I’m increasingly sensitive about how older women are portrayed on TV. So few of the programmes I love, when I think about it, give me images that I can recognise or respect. Either they are solely defined by being somebody’s mum or somebody’s wife, or they have independent lives which appear to preclude them being somebody’s mum or somebody’s wife.
Dr Who is no exception. There are reasons why companions are in general young (and I note the exception of Barbara, from the very first DW). Older women have ties and responsibilities, and though they might yearn to travel in time and space (and they do yearn, oh, they do) they can’t just take that leap, without looking back.
So, where are the older women on Who?
There are, of course, mothers. The power of motherhood has been a bit of a theme recently, notably in the 2011 Christmas special, which merits a blog post of its own. But what seems to be a NuWho phenomenon is that companions now have mums. There’s a reason why fantasy narratives tend to keep parents, particularly mothers, out of the way. They ask awkward questions, they want to know where you’re going, and if you’ll be back in time for tea. A bit like Buffy’s mum, Joyce Summers, who attempts to ground her daughter on the night that a vampire apocalypse looms (OK, on one of the nights…), with the words, ‘I know. If you don’t go out, it’s the end of the world. Everything is life and death to a sixteen-year-old girl!’. Jackie Tyler, Sylvia Noble and Francine Jones all contribute to the narrative primarily by getting in the way, inadvertently, through their fears for their daughters and mistrust of the Doctor, or through naivety. Of the three, it’s Jackie who emerges most fully from the stereotype, to play, albeit briefly, a more active role alongside Sarah Jane, Mickey and Jack. Jackie and Sylvia are played for laughs, however, Jackie for her sexuality, which we are clearly meant to find ridiculous, and Sylvia for her prudishness (she wouldn’t allow webcams as they were ‘naughty’).

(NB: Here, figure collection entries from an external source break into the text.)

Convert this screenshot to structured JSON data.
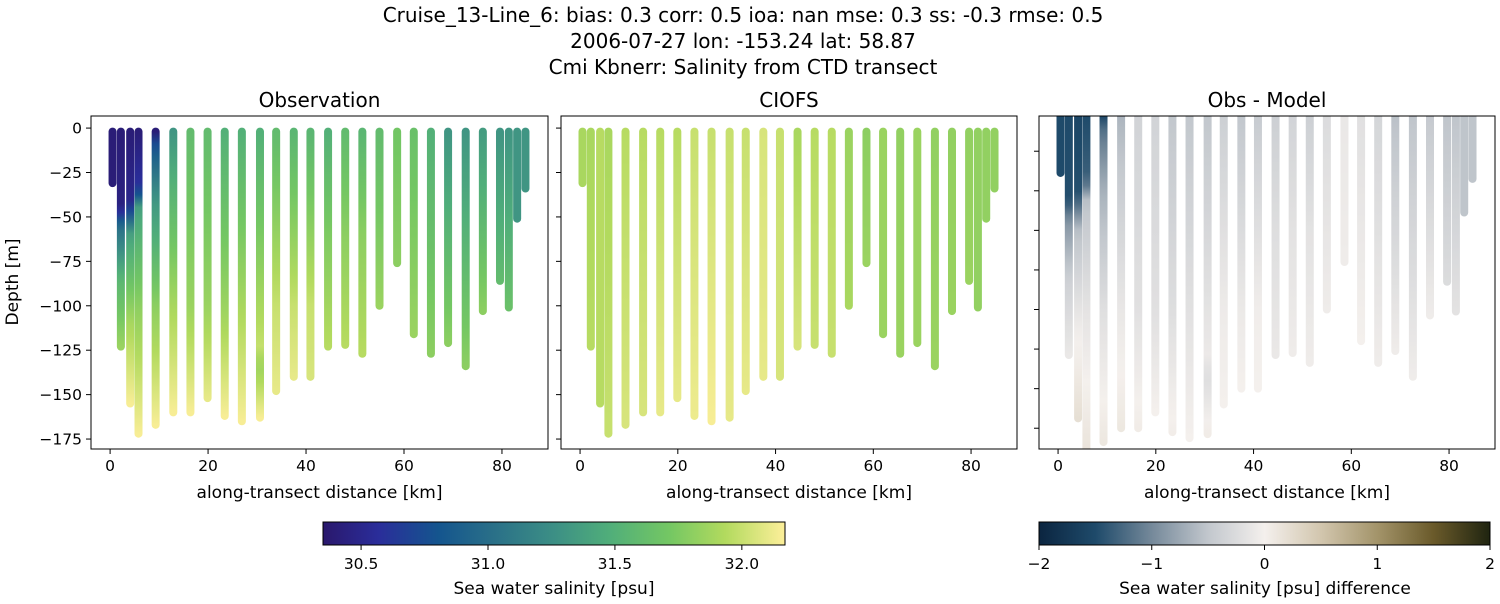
{
  "title_lines": [
    "Cruise_13-Line_6: bias: 0.3  corr: 0.5  ioa: nan  mse: 0.3  ss: -0.3  rmse: 0.5",
    "2006-07-27 lon: -153.24 lat: 58.87",
    "Cmi Kbnerr: Salinity from CTD transect"
  ],
  "chart_data": {
    "type": "scatter",
    "panels": [
      {
        "title": "Observation",
        "field": "obs",
        "xlabel": "along-transect distance [km]",
        "ylabel": "Depth [m]",
        "xlim": [
          -3.9,
          89.4
        ],
        "ylim": [
          -180.6,
          6.8
        ],
        "xticks": [
          0,
          20,
          40,
          60,
          80
        ],
        "yticks": [
          0,
          -25,
          -50,
          -75,
          -100,
          -125,
          -150,
          -175
        ],
        "ytick_labels_shown": true,
        "colormap": "haline"
      },
      {
        "title": "CIOFS",
        "field": "model",
        "xlabel": "along-transect distance [km]",
        "ylabel": "",
        "xlim": [
          -3.9,
          89.4
        ],
        "ylim": [
          -180.6,
          6.8
        ],
        "xticks": [
          0,
          20,
          40,
          60,
          80
        ],
        "yticks": [
          0,
          -25,
          -50,
          -75,
          -100,
          -125,
          -150,
          -175
        ],
        "ytick_labels_shown": false,
        "colormap": "haline"
      },
      {
        "title": "Obs - Model",
        "field": "diff",
        "xlabel": "along-transect distance [km]",
        "ylabel": "",
        "xlim": [
          -3.9,
          89.4
        ],
        "ylim": [
          -170.5,
          -2.2
        ],
        "xticks": [
          0,
          20,
          40,
          60,
          80
        ],
        "yticks": [
          -20,
          -40,
          -60,
          -80,
          -100,
          -120,
          -140,
          -160
        ],
        "ytick_labels_shown": false,
        "colormap": "diff"
      }
    ],
    "colorbars": [
      {
        "label": "Sea water salinity [psu]",
        "range": [
          30.35,
          32.17
        ],
        "ticks": [
          30.5,
          31.0,
          31.5,
          32.0
        ],
        "tick_labels": [
          "30.5",
          "31.0",
          "31.5",
          "32.0"
        ],
        "colormap": "haline"
      },
      {
        "label": "Sea water salinity [psu] difference",
        "range": [
          -2,
          2
        ],
        "ticks": [
          -2,
          -1,
          0,
          1,
          2
        ],
        "tick_labels": [
          "−2",
          "−1",
          "0",
          "1",
          "2"
        ],
        "colormap": "diff"
      }
    ],
    "casts": [
      {
        "x": 0.5,
        "top": -2,
        "bottom": -31,
        "obs": [
          [
            2,
            30.4
          ],
          [
            31,
            30.4
          ]
        ],
        "model": [
          [
            2,
            31.9
          ],
          [
            31,
            31.9
          ]
        ]
      },
      {
        "x": 2.2,
        "top": -2,
        "bottom": -123,
        "obs": [
          [
            2,
            30.4
          ],
          [
            45,
            30.45
          ],
          [
            55,
            31.0
          ],
          [
            85,
            31.55
          ],
          [
            123,
            31.85
          ]
        ],
        "model": [
          [
            2,
            31.9
          ],
          [
            123,
            31.95
          ]
        ]
      },
      {
        "x": 4.1,
        "top": -2,
        "bottom": -155,
        "obs": [
          [
            2,
            30.4
          ],
          [
            42,
            30.5
          ],
          [
            60,
            31.4
          ],
          [
            110,
            31.9
          ],
          [
            155,
            32.15
          ]
        ],
        "model": [
          [
            2,
            31.95
          ],
          [
            155,
            31.95
          ]
        ]
      },
      {
        "x": 5.8,
        "top": -2,
        "bottom": -172,
        "obs": [
          [
            2,
            30.4
          ],
          [
            35,
            30.6
          ],
          [
            45,
            31.4
          ],
          [
            100,
            31.8
          ],
          [
            172,
            32.15
          ]
        ],
        "model": [
          [
            2,
            31.9
          ],
          [
            172,
            32.0
          ]
        ]
      },
      {
        "x": 9.3,
        "top": -2,
        "bottom": -167,
        "obs": [
          [
            2,
            30.4
          ],
          [
            10,
            30.8
          ],
          [
            40,
            31.3
          ],
          [
            100,
            31.8
          ],
          [
            167,
            32.15
          ]
        ],
        "model": [
          [
            2,
            31.95
          ],
          [
            167,
            32.05
          ]
        ]
      },
      {
        "x": 12.9,
        "top": -2,
        "bottom": -160,
        "obs": [
          [
            2,
            31.3
          ],
          [
            30,
            31.5
          ],
          [
            100,
            31.9
          ],
          [
            160,
            32.15
          ]
        ],
        "model": [
          [
            2,
            31.95
          ],
          [
            160,
            32.05
          ]
        ]
      },
      {
        "x": 16.4,
        "top": -2,
        "bottom": -160,
        "obs": [
          [
            2,
            31.6
          ],
          [
            100,
            31.85
          ],
          [
            160,
            32.15
          ]
        ],
        "model": [
          [
            2,
            31.95
          ],
          [
            160,
            32.1
          ]
        ]
      },
      {
        "x": 19.9,
        "top": -2,
        "bottom": -152,
        "obs": [
          [
            2,
            31.6
          ],
          [
            100,
            31.85
          ],
          [
            152,
            32.1
          ]
        ],
        "model": [
          [
            2,
            31.95
          ],
          [
            152,
            32.1
          ]
        ]
      },
      {
        "x": 23.4,
        "top": -2,
        "bottom": -162,
        "obs": [
          [
            2,
            31.5
          ],
          [
            100,
            31.85
          ],
          [
            162,
            32.15
          ]
        ],
        "model": [
          [
            2,
            32.0
          ],
          [
            162,
            32.12
          ]
        ]
      },
      {
        "x": 26.9,
        "top": -2,
        "bottom": -165,
        "obs": [
          [
            2,
            31.5
          ],
          [
            100,
            31.9
          ],
          [
            165,
            32.15
          ]
        ],
        "model": [
          [
            2,
            32.0
          ],
          [
            165,
            32.15
          ]
        ]
      },
      {
        "x": 30.6,
        "top": -2,
        "bottom": -163,
        "obs": [
          [
            2,
            31.5
          ],
          [
            100,
            31.9
          ],
          [
            125,
            32.0
          ],
          [
            132,
            31.85
          ],
          [
            140,
            31.9
          ],
          [
            163,
            32.15
          ]
        ],
        "model": [
          [
            2,
            32.0
          ],
          [
            163,
            32.1
          ]
        ]
      },
      {
        "x": 33.9,
        "top": -2,
        "bottom": -148,
        "obs": [
          [
            2,
            31.6
          ],
          [
            100,
            32.0
          ],
          [
            148,
            32.1
          ]
        ],
        "model": [
          [
            2,
            32.0
          ],
          [
            148,
            32.1
          ]
        ]
      },
      {
        "x": 37.5,
        "top": -2,
        "bottom": -140,
        "obs": [
          [
            2,
            31.55
          ],
          [
            100,
            32.0
          ],
          [
            140,
            32.1
          ]
        ],
        "model": [
          [
            2,
            32.05
          ],
          [
            140,
            32.1
          ]
        ]
      },
      {
        "x": 40.9,
        "top": -2,
        "bottom": -140,
        "obs": [
          [
            2,
            31.55
          ],
          [
            100,
            32.0
          ],
          [
            140,
            32.05
          ]
        ],
        "model": [
          [
            2,
            32.0
          ],
          [
            140,
            32.05
          ]
        ]
      },
      {
        "x": 44.5,
        "top": -2,
        "bottom": -123,
        "obs": [
          [
            2,
            31.5
          ],
          [
            60,
            31.75
          ],
          [
            123,
            31.95
          ]
        ],
        "model": [
          [
            2,
            31.9
          ],
          [
            123,
            32.05
          ]
        ]
      },
      {
        "x": 48.0,
        "top": -2,
        "bottom": -122,
        "obs": [
          [
            2,
            31.6
          ],
          [
            60,
            31.8
          ],
          [
            122,
            31.95
          ]
        ],
        "model": [
          [
            2,
            31.95
          ],
          [
            122,
            32.0
          ]
        ]
      },
      {
        "x": 51.5,
        "top": -2,
        "bottom": -127,
        "obs": [
          [
            2,
            31.55
          ],
          [
            60,
            31.8
          ],
          [
            127,
            31.95
          ]
        ],
        "model": [
          [
            2,
            31.95
          ],
          [
            127,
            32.0
          ]
        ]
      },
      {
        "x": 55.0,
        "top": -2,
        "bottom": -100,
        "obs": [
          [
            2,
            31.6
          ],
          [
            100,
            31.85
          ]
        ],
        "model": [
          [
            2,
            31.85
          ],
          [
            100,
            31.9
          ]
        ]
      },
      {
        "x": 58.6,
        "top": -2,
        "bottom": -76,
        "obs": [
          [
            2,
            31.7
          ],
          [
            76,
            31.8
          ]
        ],
        "model": [
          [
            2,
            31.8
          ],
          [
            76,
            31.85
          ]
        ]
      },
      {
        "x": 62.0,
        "top": -2,
        "bottom": -116,
        "obs": [
          [
            2,
            31.65
          ],
          [
            116,
            31.85
          ]
        ],
        "model": [
          [
            2,
            31.85
          ],
          [
            116,
            31.85
          ]
        ]
      },
      {
        "x": 65.5,
        "top": -2,
        "bottom": -127,
        "obs": [
          [
            2,
            31.5
          ],
          [
            127,
            31.8
          ]
        ],
        "model": [
          [
            2,
            31.82
          ],
          [
            127,
            31.85
          ]
        ]
      },
      {
        "x": 69.0,
        "top": -2,
        "bottom": -121,
        "obs": [
          [
            2,
            31.3
          ],
          [
            121,
            31.8
          ]
        ],
        "model": [
          [
            2,
            31.85
          ],
          [
            121,
            31.85
          ]
        ]
      },
      {
        "x": 72.6,
        "top": -2,
        "bottom": -134,
        "obs": [
          [
            2,
            31.3
          ],
          [
            134,
            31.8
          ]
        ],
        "model": [
          [
            2,
            31.82
          ],
          [
            134,
            31.85
          ]
        ]
      },
      {
        "x": 76.1,
        "top": -2,
        "bottom": -103,
        "obs": [
          [
            2,
            31.35
          ],
          [
            103,
            31.8
          ]
        ],
        "model": [
          [
            2,
            31.82
          ],
          [
            103,
            31.85
          ]
        ]
      },
      {
        "x": 79.6,
        "top": -2,
        "bottom": -86,
        "obs": [
          [
            2,
            31.3
          ],
          [
            86,
            31.6
          ]
        ],
        "model": [
          [
            2,
            31.82
          ],
          [
            86,
            31.85
          ]
        ]
      },
      {
        "x": 81.4,
        "top": -2,
        "bottom": -101,
        "obs": [
          [
            2,
            31.3
          ],
          [
            101,
            31.65
          ]
        ],
        "model": [
          [
            2,
            31.82
          ],
          [
            101,
            31.82
          ]
        ]
      },
      {
        "x": 83.1,
        "top": -2,
        "bottom": -51,
        "obs": [
          [
            2,
            31.3
          ],
          [
            51,
            31.3
          ]
        ],
        "model": [
          [
            2,
            31.82
          ],
          [
            51,
            31.82
          ]
        ]
      },
      {
        "x": 84.8,
        "top": -2,
        "bottom": -34,
        "obs": [
          [
            2,
            31.3
          ],
          [
            34,
            31.3
          ]
        ],
        "model": [
          [
            2,
            31.82
          ],
          [
            34,
            31.82
          ]
        ]
      }
    ]
  }
}
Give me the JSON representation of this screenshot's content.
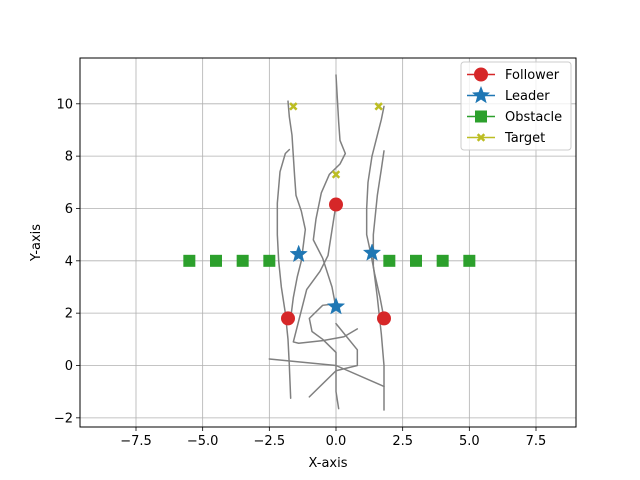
{
  "chart_data": {
    "type": "scatter",
    "title": "",
    "xlabel": "X-axis",
    "ylabel": "Y-axis",
    "xlim": [
      -9.6,
      9.0
    ],
    "ylim": [
      -2.35,
      11.75
    ],
    "xticks": [
      -7.5,
      -5.0,
      -2.5,
      0.0,
      2.5,
      5.0,
      7.5
    ],
    "xtick_labels": [
      "−7.5",
      "−5.0",
      "−2.5",
      "0.0",
      "2.5",
      "5.0",
      "7.5"
    ],
    "yticks": [
      -2,
      0,
      2,
      4,
      6,
      8,
      10
    ],
    "ytick_labels": [
      "−2",
      "0",
      "2",
      "4",
      "6",
      "8",
      "10"
    ],
    "grid": true,
    "legend_position": "top-right",
    "colors": {
      "follower": "#d62728",
      "leader": "#1f77b4",
      "obstacle": "#2ca02c",
      "target": "#bcbd22",
      "trajectory": "#808080",
      "grid": "#b0b0b0"
    },
    "series": [
      {
        "name": "Follower",
        "marker": "circle",
        "x": [
          -1.8,
          0.0,
          1.8
        ],
        "y": [
          1.8,
          6.15,
          1.8
        ]
      },
      {
        "name": "Leader",
        "marker": "star",
        "x": [
          -1.4,
          0.0,
          1.35
        ],
        "y": [
          4.25,
          2.25,
          4.3
        ]
      },
      {
        "name": "Obstacle",
        "marker": "square",
        "x": [
          -5.5,
          -4.5,
          -3.5,
          -2.5,
          2.0,
          3.0,
          4.0,
          5.0
        ],
        "y": [
          4.0,
          4.0,
          4.0,
          4.0,
          4.0,
          4.0,
          4.0,
          4.0
        ]
      },
      {
        "name": "Target",
        "marker": "x-filled",
        "x": [
          -1.6,
          0.0,
          1.6
        ],
        "y": [
          9.9,
          7.3,
          9.9
        ]
      }
    ],
    "trajectories": [
      {
        "x": [
          -1.8,
          -1.75,
          -1.65,
          -1.6,
          -1.55,
          -1.5,
          -1.3,
          -1.15,
          -1.2,
          -1.25,
          -1.3,
          -1.45,
          -1.6,
          -1.7
        ],
        "y": [
          10.1,
          9.5,
          8.8,
          8.0,
          7.2,
          6.5,
          5.9,
          5.2,
          4.8,
          4.4,
          4.0,
          3.4,
          2.6,
          1.8
        ]
      },
      {
        "x": [
          -1.75,
          -1.9,
          -2.1,
          -2.2,
          -2.2,
          -2.15,
          -2.05,
          -1.9,
          -1.8,
          -1.75,
          -1.7
        ],
        "y": [
          8.25,
          8.1,
          7.4,
          6.2,
          5.0,
          4.0,
          3.0,
          2.0,
          1.0,
          0.0,
          -1.25
        ]
      },
      {
        "x": [
          0.0,
          0.05,
          0.1,
          0.15,
          0.35,
          0.15,
          -0.25,
          -0.55,
          -0.75,
          -0.85,
          -0.5,
          -0.15,
          0.0
        ],
        "y": [
          11.1,
          10.2,
          9.3,
          8.6,
          8.1,
          7.7,
          7.3,
          6.6,
          5.6,
          4.8,
          4.1,
          3.0,
          2.2
        ]
      },
      {
        "x": [
          0.0,
          -0.3,
          -0.6,
          -1.1,
          -1.6,
          -1.4,
          -0.5,
          0.3,
          0.8
        ],
        "y": [
          6.15,
          4.2,
          3.6,
          2.9,
          0.9,
          0.85,
          0.95,
          1.1,
          1.4
        ]
      },
      {
        "x": [
          1.8,
          1.7,
          1.55,
          1.35,
          1.2,
          1.15,
          1.15,
          1.3,
          1.45,
          1.65,
          1.8
        ],
        "y": [
          9.9,
          9.4,
          8.8,
          8.0,
          7.0,
          6.0,
          5.0,
          4.3,
          3.5,
          2.6,
          1.8
        ]
      },
      {
        "x": [
          1.8,
          1.7,
          1.55,
          1.4,
          1.4,
          1.55,
          1.7,
          1.8,
          1.8
        ],
        "y": [
          8.2,
          7.5,
          6.5,
          5.0,
          3.8,
          2.6,
          1.2,
          0.0,
          -1.7
        ]
      },
      {
        "x": [
          0.0,
          -0.1,
          -0.5,
          -1.0,
          -0.9,
          -0.5,
          0.0,
          0.0,
          0.0,
          0.1
        ],
        "y": [
          2.25,
          2.35,
          2.3,
          1.8,
          1.3,
          1.0,
          0.5,
          -0.3,
          -1.0,
          -1.65
        ]
      },
      {
        "x": [
          -2.5,
          0.0,
          1.8
        ],
        "y": [
          0.25,
          0.0,
          -0.8
        ]
      },
      {
        "x": [
          -1.0,
          0.0,
          0.8,
          0.8,
          0.0
        ],
        "y": [
          -1.2,
          -0.2,
          0.0,
          0.6,
          1.6
        ]
      }
    ]
  }
}
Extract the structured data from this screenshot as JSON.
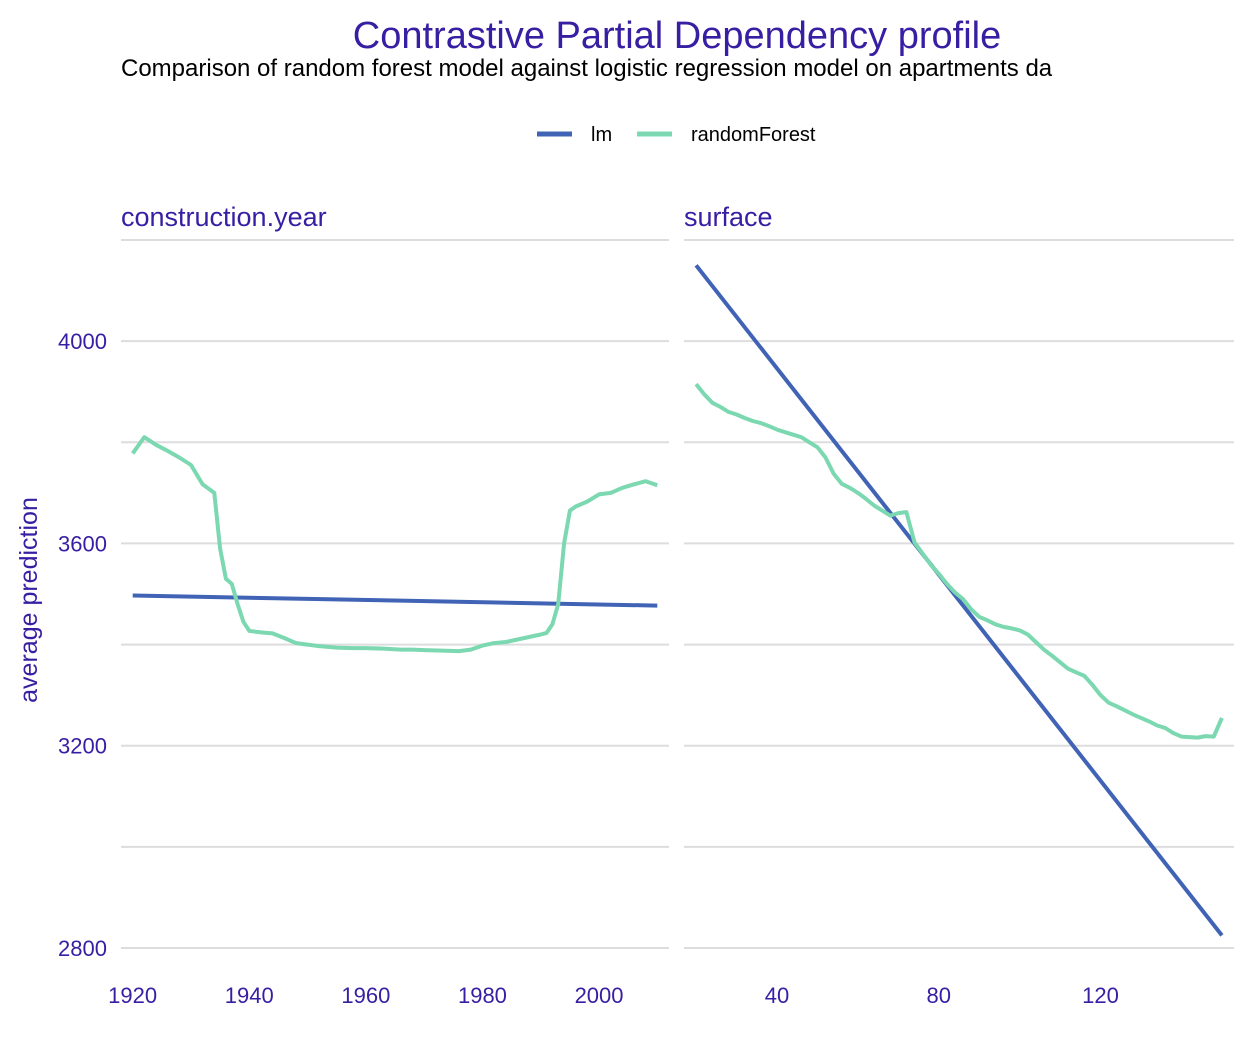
{
  "colors": {
    "title": "#371EA3",
    "text": "#000000",
    "grid": "#DDDDDF",
    "lm": "#4063B5",
    "randomForest": "#7BD8B0"
  },
  "chart_data": {
    "type": "line",
    "title": "Contrastive Partial Dependency profile",
    "subtitle": "Comparison of random forest model against logistic regression model on apartments da",
    "ylabel": "average prediction",
    "ylim": [
      2800,
      4200
    ],
    "yticks": [
      2800,
      3200,
      3600,
      4000
    ],
    "grid": true,
    "legend": {
      "position": "top",
      "entries": [
        {
          "name": "lm",
          "color": "#4063B5"
        },
        {
          "name": "randomForest",
          "color": "#7BD8B0"
        }
      ]
    },
    "panels": [
      {
        "name": "construction.year",
        "xlim": [
          1918,
          2012
        ],
        "xticks": [
          1920,
          1940,
          1960,
          1980,
          2000
        ],
        "series": [
          {
            "name": "lm",
            "x": [
              1920,
              2010
            ],
            "y": [
              3497,
              3477
            ]
          },
          {
            "name": "randomForest",
            "x": [
              1920,
              1922,
              1924,
              1926,
              1928,
              1930,
              1932,
              1934,
              1935,
              1936,
              1937,
              1938,
              1939,
              1940,
              1942,
              1944,
              1946,
              1948,
              1950,
              1952,
              1955,
              1958,
              1960,
              1963,
              1966,
              1968,
              1970,
              1973,
              1976,
              1978,
              1980,
              1982,
              1984,
              1986,
              1988,
              1990,
              1991,
              1992,
              1993,
              1994,
              1995,
              1996,
              1998,
              2000,
              2002,
              2004,
              2006,
              2008,
              2010
            ],
            "y": [
              3778,
              3810,
              3795,
              3783,
              3770,
              3755,
              3717,
              3700,
              3590,
              3530,
              3520,
              3480,
              3445,
              3427,
              3424,
              3422,
              3413,
              3403,
              3400,
              3397,
              3394,
              3393,
              3393,
              3392,
              3390,
              3390,
              3389,
              3388,
              3387,
              3390,
              3398,
              3403,
              3405,
              3410,
              3415,
              3420,
              3423,
              3440,
              3480,
              3600,
              3665,
              3673,
              3683,
              3697,
              3700,
              3710,
              3717,
              3723,
              3715
            ]
          }
        ]
      },
      {
        "name": "surface",
        "xlim": [
          17,
          153
        ],
        "xticks": [
          40,
          80,
          120
        ],
        "series": [
          {
            "name": "lm",
            "x": [
              20,
              150
            ],
            "y": [
              4150,
              2825
            ]
          },
          {
            "name": "randomForest",
            "x": [
              20,
              22,
              24,
              26,
              28,
              30,
              32,
              34,
              36,
              38,
              40,
              42,
              44,
              46,
              48,
              50,
              52,
              54,
              56,
              58,
              60,
              62,
              64,
              66,
              68,
              70,
              72,
              74,
              76,
              78,
              80,
              82,
              84,
              86,
              88,
              90,
              92,
              94,
              96,
              98,
              100,
              102,
              104,
              106,
              108,
              110,
              112,
              114,
              116,
              118,
              120,
              122,
              124,
              126,
              128,
              130,
              132,
              134,
              136,
              138,
              140,
              142,
              144,
              146,
              148,
              150
            ],
            "y": [
              3915,
              3895,
              3878,
              3870,
              3860,
              3855,
              3848,
              3842,
              3838,
              3832,
              3825,
              3820,
              3815,
              3810,
              3800,
              3790,
              3770,
              3738,
              3718,
              3710,
              3700,
              3688,
              3675,
              3665,
              3655,
              3660,
              3662,
              3602,
              3580,
              3558,
              3540,
              3520,
              3503,
              3490,
              3470,
              3455,
              3448,
              3440,
              3435,
              3432,
              3428,
              3420,
              3405,
              3390,
              3378,
              3365,
              3352,
              3345,
              3338,
              3320,
              3300,
              3285,
              3278,
              3270,
              3262,
              3255,
              3248,
              3240,
              3235,
              3225,
              3218,
              3217,
              3216,
              3219,
              3218,
              3255
            ]
          }
        ]
      }
    ]
  }
}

Of course, companions do become older women, eventually. Sarah Jane Smith is our icon here, the one whose post-Tardis life we know most about. In ‘The Death of the Doctor’ (Sarah Jane Adventures) she and Jo Grant compare notes on other past companions, all clearly changed by the experience of travelling with the Doctor, and now working for the benefit of humanity. Sarah Jane speaks movingly in ‘School Reunion’ of the pain and loss she felt when he left her behind, and Jo’s reaction when she realises Sarah Jane had seen the Doctor shows that she too had felt abandoned. There’s a hint that ex-companions do the things they do in the hope that he will be aware of them, and that they will see him again. Fair enough. The Doctor (so far) is a man, a charismatic, unpredictable, extraordinary man. Those who travel with him, whether or not they harbour romantic or sexual feelings for him, whether or not they maintain a healthy scepticism and have the confidence to challenge him, however their connection with him ends, are scarcely going to forget him, nor are they likely to encounter anything in the rest of their lives that will eclipse those experiences. ‘We get a taste of that splendour and then we have to go back’ (‘School Reunion’).
There are a few women who don’t fit either category – neither ex companions nor companions’ mums. They’re not quite allies, nor yet adversaries. Harriet Jones (backbencher, PM, ex-PM) is forthright, good in a crisis, brave and the stand-off between her and the doctor left me unsure whose side I was on. That kind of moral ambiguity is relatively rare – one could disagree with her actions AND dislike profoundly the Doctor’s way of bringing her down. And Adelaide Brooke (‘Waters of Mars’, pioneer, explorer, grandmother, opposes the Doctor at his most hubristic, taking her own life to negate what she sees as his arrogant irresponsibility. The parts that these two play in the narrative didn’t absolutely require them to be women, but I’m glad they were.
And then, of course, there’s the girl who waited. ‘Old Amy’, who grew old(er), alone. She needs a post to herself, I think.
So, what do I want from DW in the future? I don’t want the companions’ mums to retreat back to invisibility, but I’d like them to be less of a joke. Sadly, more Sarah Jane is no longer possible. But more of the ex-companions – the women who were plucked from regular lives, plunged into intergalactic mayhem and then dropped back again into ordinariness, who then put their energies into trying to change the world, even if they didn’t have the power to save it. More Harriets and Adelaides, yes please. Women who are on the right side in the old good v. evil thing, but who are confident enough in their knowledge, their wisdom, their judgement, to say no, even to the Doctor.
And should there be a vacancy for a more mature woman, say, around 54ish, untested in actual combat situations but mad organisational skills, to hop aboard the Tardis, can I be first in the queue?